Satu hal lagi, begitu pula umat Kristen, apa bila saya suatu saat mati sebelum hari akhir (kiamat) apakah saya harus menunggu sampai hari penghakiman itu terjadi baru saya bisa masuk ke surga? Tolong berikan rinciannya dalam Injil.

Terimakasih.

Balas
staff
10 Agustus 2011 2:25 am
Balasan ke  Valen

~
Seseorang yang sudah meninggal tetapi belum bertobat, belum menerima Isa Al-Masih sebagai Juruselamat, maka yang bersangkutan berada di alam maut (Yunani: ‘HADES’). Umat Muslim bilang “alam barzakh”. Kata “Hades” menunjuk kepada alam maut, sebuah tempat sementara untuk menantikan kebangkitan (Injil, Rasul Lukas 16:23)

Neraka adalah tempat yang permanen dan merupakan tempat di mana orang-orang yang namanya tidak tercantum dalam kitab kehidupan. Yaitu orang-orang yang tidak percaya Isa Al-Masih namun setelah dihakimi (Injil, Surat Wahyu 20:11-15)

Sebaliknya orang-orang yang sudah menerima Isa Al-Masih untuk sementara berada di pangkuan Abraham (Firdaus). “Kemudian setelah pengadilan “tahta putih” orang yang percaya akan tinggal bersama-sama dengan Isa Al-Masih di sorga. Yaitu orang-orang yang namanya tertulis dalam kitab kehidupan Isa Al-Masih” (Injil, Surat Wahyu 21:27)
~
SL

Balas
Fidy
8 Agustus 2011 10:16 am

*
Kebiasaan melakukan puasa Ramadhan terhadap umat terdahulu.

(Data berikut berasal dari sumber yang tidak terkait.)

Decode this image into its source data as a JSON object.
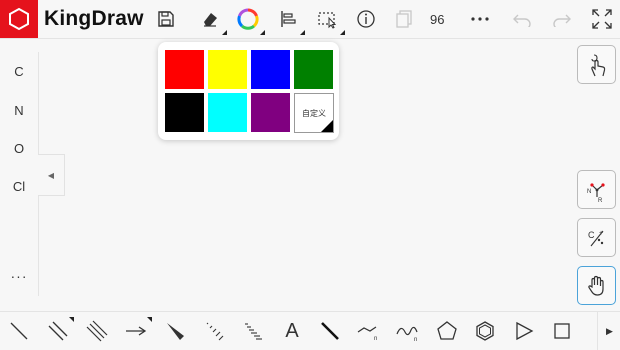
{
  "app": {
    "name": "KingDraw"
  },
  "toolbar": {
    "zoom": "96",
    "icons": [
      "save-icon",
      "eraser-icon",
      "color-wheel-icon",
      "align-icon",
      "select-icon",
      "info-icon",
      "copy-icon",
      "more-icon",
      "undo-icon",
      "redo-icon",
      "fullscreen-icon"
    ]
  },
  "left_panel": {
    "atoms": [
      "C",
      "N",
      "O",
      "Cl"
    ],
    "more": "···"
  },
  "color_popup": {
    "colors": [
      "#ff0000",
      "#ffff00",
      "#0000ff",
      "#008000",
      "#000000",
      "#00ffff",
      "#800080"
    ],
    "custom_label": "自定义"
  },
  "bottom_tools": {
    "atom_text": "A",
    "icons": [
      "single-bond-icon",
      "double-bond-icon",
      "triple-bond-icon",
      "arrow-icon",
      "wedge-bond-icon",
      "hashed-wedge-icon",
      "wavy-bond-icon",
      "text-icon",
      "bold-bond-icon",
      "chain-icon",
      "curved-arrow-icon",
      "cyclopentane-icon",
      "benzene-icon",
      "triangle-icon",
      "square-icon"
    ]
  },
  "right_tools": {
    "icons": [
      "touch-draw-icon",
      "template-icon",
      "charge-icon",
      "hand-icon"
    ]
  }
}
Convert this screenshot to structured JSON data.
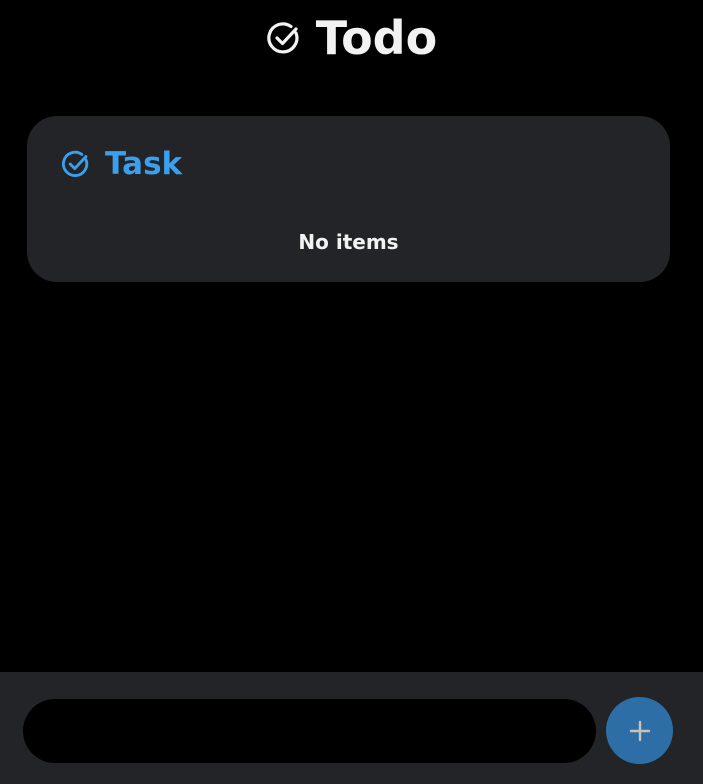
{
  "header": {
    "title": "Todo",
    "icon": "check-circle-icon"
  },
  "task_card": {
    "title": "Task",
    "icon": "check-circle-icon",
    "empty_text": "No items"
  },
  "composer": {
    "input_value": "",
    "input_placeholder": "",
    "add_icon": "plus-icon"
  },
  "colors": {
    "background": "#000000",
    "card": "#232427",
    "accent": "#3aa0ee",
    "add_button": "#2d6ea6",
    "text": "#f2f2f2"
  }
}
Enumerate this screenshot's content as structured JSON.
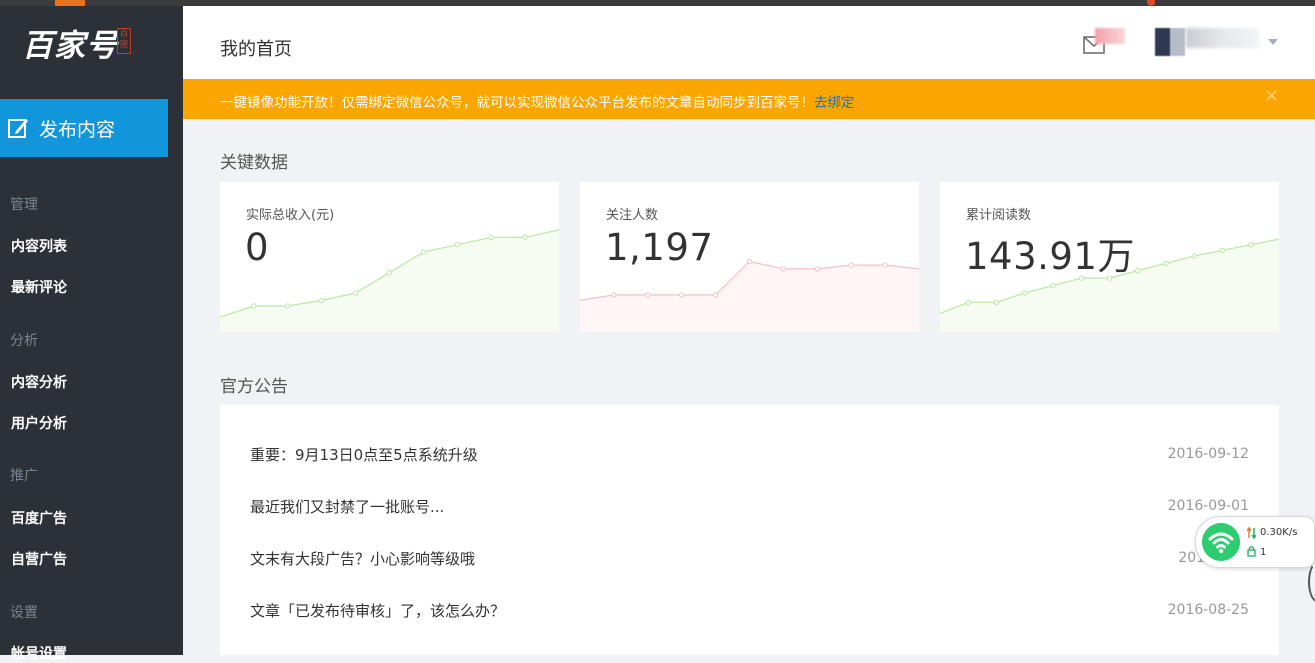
{
  "brand": {
    "name": "百家号",
    "seal": "百度"
  },
  "sidebar": {
    "publish_label": "发布内容",
    "sections": [
      {
        "label": "管理",
        "items": [
          "内容列表",
          "最新评论"
        ]
      },
      {
        "label": "分析",
        "items": [
          "内容分析",
          "用户分析"
        ]
      },
      {
        "label": "推广",
        "items": [
          "百度广告",
          "自营广告"
        ]
      },
      {
        "label": "设置",
        "items": [
          "帐号设置"
        ]
      }
    ]
  },
  "header": {
    "title": "我的首页"
  },
  "notice": {
    "text": "一键镜像功能开放！仅需绑定微信公众号，就可以实现微信公众平台发布的文章自动同步到百家号！",
    "link": "去绑定",
    "close": "×"
  },
  "key_data": {
    "title": "关键数据",
    "cards": [
      {
        "label": "实际总收入(元)",
        "value": "0",
        "color": "#b9e8a3",
        "fill": "#f6fcf2",
        "points": [
          8,
          14,
          14,
          17,
          21,
          32,
          43,
          47,
          51,
          51,
          55
        ]
      },
      {
        "label": "关注人数",
        "value": "1,197",
        "color": "#f5c0c6",
        "fill": "#fdf5f6",
        "points": [
          17,
          20,
          20,
          20,
          20,
          38,
          34,
          34,
          36,
          36,
          34
        ]
      },
      {
        "label": "累计阅读数",
        "value": "143.91万",
        "color": "#b9e8a3",
        "fill": "#f6fcf2",
        "points": [
          10,
          16,
          16,
          21,
          25,
          29,
          29,
          33,
          37,
          41,
          44,
          47,
          50
        ]
      }
    ]
  },
  "announcements": {
    "title": "官方公告",
    "items": [
      {
        "title": "重要：9月13日0点至5点系统升级",
        "date": "2016-09-12"
      },
      {
        "title": "最近我们又封禁了一批账号...",
        "date": "2016-09-01"
      },
      {
        "title": "文末有大段广告？小心影响等级哦",
        "date": "2016-"
      },
      {
        "title": "文章「已发布待审核」了，该怎么办？",
        "date": "2016-08-25"
      }
    ]
  },
  "network_widget": {
    "speed": "0.30K/s",
    "connections": "1"
  }
}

(Yeremia 36:9) “Adapun dalam tahun yang kelima pemerintahan Yoyakim bin Yosia, raja Yehuda, dalam bulan yang kesembilan, orang telah memaklumkan puasa di hadapan Tuhan bagi segenap rakyat di Yerusalem dan bagi segenap rakyat yang telah datang dari kota-kota Yehuda ke Yerusalem”.

Dalam penanggalan Islam, Ramadhan itu adalah bulan yang kesembilan.

Balas
kumbang
8 Agustus 2011 7:32 pm

*
Sungguh-sungguh inikah berpuasa yang Kukehendaki dan mengadakan hari merendahkan diri, jika engkau menundukkan kepala seperti gelagah dan membentangkan kain karung dan abu sebagai lapik tidur? Sungguh-sungguh itukah yang kausebutkan berpuasa, mengadakan hari yang berkenan pada Tuhan?(Yesaya 58:5)

“Beginilah firman TUHAN semesta alam: Waktu puasa dalam bulan yang keempat, dalam bulan yang kelima, dalam bulan yang ketujuh dan dalam bulan yang kesepuluh akan menjadi kegirangan dan sukacita dan menjadi waktu-waktu perayaan yang menggembirakan bagi kaum Yehuda. Maka cintailah kebenaran dan damai!”(Zakharia 8:19)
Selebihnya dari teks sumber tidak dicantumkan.